I thought I'd share some of the misinformation we heard while researching and applying for A & A for my dad (who has Alzheimer's disease and vascular dementia). Some of this misinformation would be funny, if the matter weren't so serious:
1) Your dad can't receive both military retirement and Aid and Attendance. He can only receive the greater of the two. If he chooses Aid and Attendance, he'll have to give up his military retirement.
WRONG! Military retirement is counted as income when determining eligibility, but a military retiree does not have to forfeit his/her military retirement to get A & A.
2) Your dad's medical expenses must exceed his income to get any A & A.
WRONG! An applicant's medical expenses are subtracted from his income. If the result is less than an amount set by law, the applicant could be eligible for some A & A, if he/she meets all the other requirements.
3) A & A is an all or nothing benefit. You either get the full amount or you get nothing. For a married veteran who needs attendance for himself, he would get $1949 (that was the full amount at that time) or nothing.
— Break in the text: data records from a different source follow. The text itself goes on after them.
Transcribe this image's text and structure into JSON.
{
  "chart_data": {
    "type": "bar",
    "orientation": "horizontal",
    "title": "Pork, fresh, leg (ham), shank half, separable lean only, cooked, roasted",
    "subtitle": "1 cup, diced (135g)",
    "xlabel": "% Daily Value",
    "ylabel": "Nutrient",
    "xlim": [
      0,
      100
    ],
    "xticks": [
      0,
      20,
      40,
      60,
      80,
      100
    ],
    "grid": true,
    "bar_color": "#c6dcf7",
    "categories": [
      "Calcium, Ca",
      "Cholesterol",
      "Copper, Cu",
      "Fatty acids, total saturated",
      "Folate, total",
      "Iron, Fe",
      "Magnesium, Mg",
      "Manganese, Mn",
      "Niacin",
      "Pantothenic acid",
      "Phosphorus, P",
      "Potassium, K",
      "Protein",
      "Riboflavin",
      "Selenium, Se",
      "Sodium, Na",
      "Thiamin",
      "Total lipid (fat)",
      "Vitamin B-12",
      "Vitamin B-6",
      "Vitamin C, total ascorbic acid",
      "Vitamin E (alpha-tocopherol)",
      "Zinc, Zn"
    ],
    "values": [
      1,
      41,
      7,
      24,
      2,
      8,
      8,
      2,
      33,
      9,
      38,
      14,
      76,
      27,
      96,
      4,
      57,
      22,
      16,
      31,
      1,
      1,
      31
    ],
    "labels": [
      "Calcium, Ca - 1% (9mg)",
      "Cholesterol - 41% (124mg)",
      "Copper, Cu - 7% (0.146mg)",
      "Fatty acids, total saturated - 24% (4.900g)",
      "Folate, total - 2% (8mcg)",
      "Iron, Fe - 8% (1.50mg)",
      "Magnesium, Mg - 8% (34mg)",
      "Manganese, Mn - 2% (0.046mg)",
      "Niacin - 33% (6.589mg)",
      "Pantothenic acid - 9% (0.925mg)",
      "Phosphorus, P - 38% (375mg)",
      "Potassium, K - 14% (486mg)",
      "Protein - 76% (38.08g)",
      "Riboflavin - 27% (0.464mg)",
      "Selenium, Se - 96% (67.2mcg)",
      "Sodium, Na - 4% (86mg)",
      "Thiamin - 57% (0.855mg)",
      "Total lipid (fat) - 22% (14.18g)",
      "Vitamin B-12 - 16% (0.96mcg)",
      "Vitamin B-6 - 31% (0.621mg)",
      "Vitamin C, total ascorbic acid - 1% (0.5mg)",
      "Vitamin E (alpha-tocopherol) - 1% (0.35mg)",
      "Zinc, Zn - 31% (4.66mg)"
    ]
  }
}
WRONG! My dad is receiving a partial award because his medical expenses don't quite zero out his income. What he's receiving is all he needs, so we're happy.
4) VA will not award A & A unless the applicant needs help with 1) bathing, 2) dressing, or 3) eating.
Correct answer: not necessarily. Applicant's with Alzehimer's disease can be eligible if they don't need help with those things because Alzheimer's patients often need the aid and attendance of another person to protect themselves from the hazards of their environment (that was one of the reasons the VA used to qualify my dad).
5) A veteran with a spouse is only eligible for up to $1644 (the amount at the time for a single veteran) in A & A if he only needs assistance for himself. He would only be eligible for the $1949 (the amount for veteran with spouse) if his spouse also needed assistance.
WRONG! A married veteran would be eligible for the veteran with spouse benefit of up to $1949 (now $2020) even if his spouse does not need assistance.
6) To apply for A & A, just send in form 21-2680, Examination for Housebound Status or Permanent Need For Regular Aid and Attendance.
WRONG! There are several forms needed to apply for this benefit. Form 21-2680 documents the medical necessity; other forms document the financial necessity.
In reviewing the rules myself, I don't believe they're so complicated that individuals certified by the VA should be giving out this much incorrect information. And VA employees, particularly those who handle the A & A claims should not be giving out this kind of invalid information.
Hopefully, some of this information will help others trying to get this benefit.